More answers have pointed me to a python implementation of Boyer–Moore Algorithm, Rabin–Karp algorithm.

will it be efficient to embed c code as a good implementation of substring search using those algorithms (B-M,Rabin-Karp)?

回答1:

You haven't specified by what you mean by 'efficient'. What tradeoffs are you willing to make? Would you be prepared to pay a price in performance loss when initializing a new string? When starting the search? Would you trade more memory for more speed?

The python developers set clear goals when they developed the python string library:

  • should be faster than the current brute-force algorithm for all test cases (based on real-life code), including Jim Hugunin’s worst-case test
  • small setup overhead; no dynamic allocation in the fast path (O(m) for speed, O(1) for storage)
  • sublinear search behaviour in good cases (O(n/m))
  • no worse than the current algorithm in worst case (O(nm))
  • should work well for both 8-bit strings and 16-bit or 32-bit Unicode strings (no O(σ) dependencies)
  • many real-life searches should be good, very few should be worst case
  • reasonably simple implementation

So the devs had set some limits on performance for the search case and the setup case, on storage requirements, and also on maintenance efficiency. Those boundaries ruled out Boyer–Moore (as it requires preprocessing on the searched-for string, a startup cost and a storage cost), and although I see no evidence that the devs considered Rabin-Karp, it can be ruled out on the same grounds (you need to create the hashes and store these).

The boundaries were set based on a lot of python internals and usage experience. The above summary wasn't pulled out of thin air, it is merely a summary of that experience.

Now, if you have a specific case where your trade-offs can be set differently, then sure, a C implementation of a different algorithm could well beat the standard Python implementation. But it'll be more efficient according to a different set of criteria.

In any case, the Python search algorithm deals with the small strings case. If you try to apply it to a large body of text, the algorithms will not be able to perform as well as one that makes different choices that work well for large texts. And if you had to search for text through 10,000,000 documents you'd want to use some kind of indexing solution instead puny little python string search.
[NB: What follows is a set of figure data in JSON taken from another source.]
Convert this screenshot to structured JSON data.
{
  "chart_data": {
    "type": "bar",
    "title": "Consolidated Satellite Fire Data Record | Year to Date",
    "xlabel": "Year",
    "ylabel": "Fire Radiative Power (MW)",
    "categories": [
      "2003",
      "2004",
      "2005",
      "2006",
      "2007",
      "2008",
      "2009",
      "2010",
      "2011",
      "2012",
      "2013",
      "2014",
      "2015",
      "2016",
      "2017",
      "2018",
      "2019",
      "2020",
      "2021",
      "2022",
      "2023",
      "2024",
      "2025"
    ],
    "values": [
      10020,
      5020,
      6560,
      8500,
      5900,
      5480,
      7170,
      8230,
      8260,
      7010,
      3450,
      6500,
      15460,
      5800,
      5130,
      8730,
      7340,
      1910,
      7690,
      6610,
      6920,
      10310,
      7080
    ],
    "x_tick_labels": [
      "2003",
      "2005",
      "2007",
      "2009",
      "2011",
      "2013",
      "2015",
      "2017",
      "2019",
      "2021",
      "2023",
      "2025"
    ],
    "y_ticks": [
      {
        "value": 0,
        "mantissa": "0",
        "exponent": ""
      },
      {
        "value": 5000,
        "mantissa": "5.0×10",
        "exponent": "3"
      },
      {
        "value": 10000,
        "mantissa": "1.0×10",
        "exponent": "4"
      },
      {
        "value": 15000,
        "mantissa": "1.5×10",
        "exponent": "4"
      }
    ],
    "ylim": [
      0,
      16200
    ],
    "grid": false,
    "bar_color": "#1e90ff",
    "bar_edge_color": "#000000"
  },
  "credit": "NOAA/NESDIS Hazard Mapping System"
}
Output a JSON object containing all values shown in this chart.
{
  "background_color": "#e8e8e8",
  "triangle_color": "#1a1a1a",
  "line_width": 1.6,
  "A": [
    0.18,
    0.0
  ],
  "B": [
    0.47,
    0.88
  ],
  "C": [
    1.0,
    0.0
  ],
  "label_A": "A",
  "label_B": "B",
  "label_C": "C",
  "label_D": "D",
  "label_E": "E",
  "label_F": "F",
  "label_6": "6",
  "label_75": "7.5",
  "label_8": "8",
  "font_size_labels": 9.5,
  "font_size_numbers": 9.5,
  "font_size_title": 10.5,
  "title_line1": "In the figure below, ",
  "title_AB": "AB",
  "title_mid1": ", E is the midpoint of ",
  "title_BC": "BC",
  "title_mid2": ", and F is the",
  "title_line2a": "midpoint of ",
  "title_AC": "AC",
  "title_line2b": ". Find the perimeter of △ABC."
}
Compare that to sorting a list of 100 items with the default sort implementation, vs. sorting 10,000,000,000 integers. In the latter case there are sorting implementations that can easily beat the default Python offer.

It should also be noted that Python has a history of algorithm innovation; the standard sort algorithm in Python is TimSort, a new algorithm invented by Tim Peters to fit the pragmatic real-life circumstances the Python interpreter has to deal with. That algorithm has since been made the default in Java and the Android platform as well. Thus, I tend to trust the Python core devs decisions.

As far as I know, noone has embedded a different implementation, as replacing the default is not going to work without patching the Python C code. You can easily create a specialized string type that implements a different search algorithm, of course. There may well be libraries out there that use C for specialized search algorithms that use Boyer-Moore, Rabin-Karp or any other algorithm, as that might well be the better choice for their specific problem domain.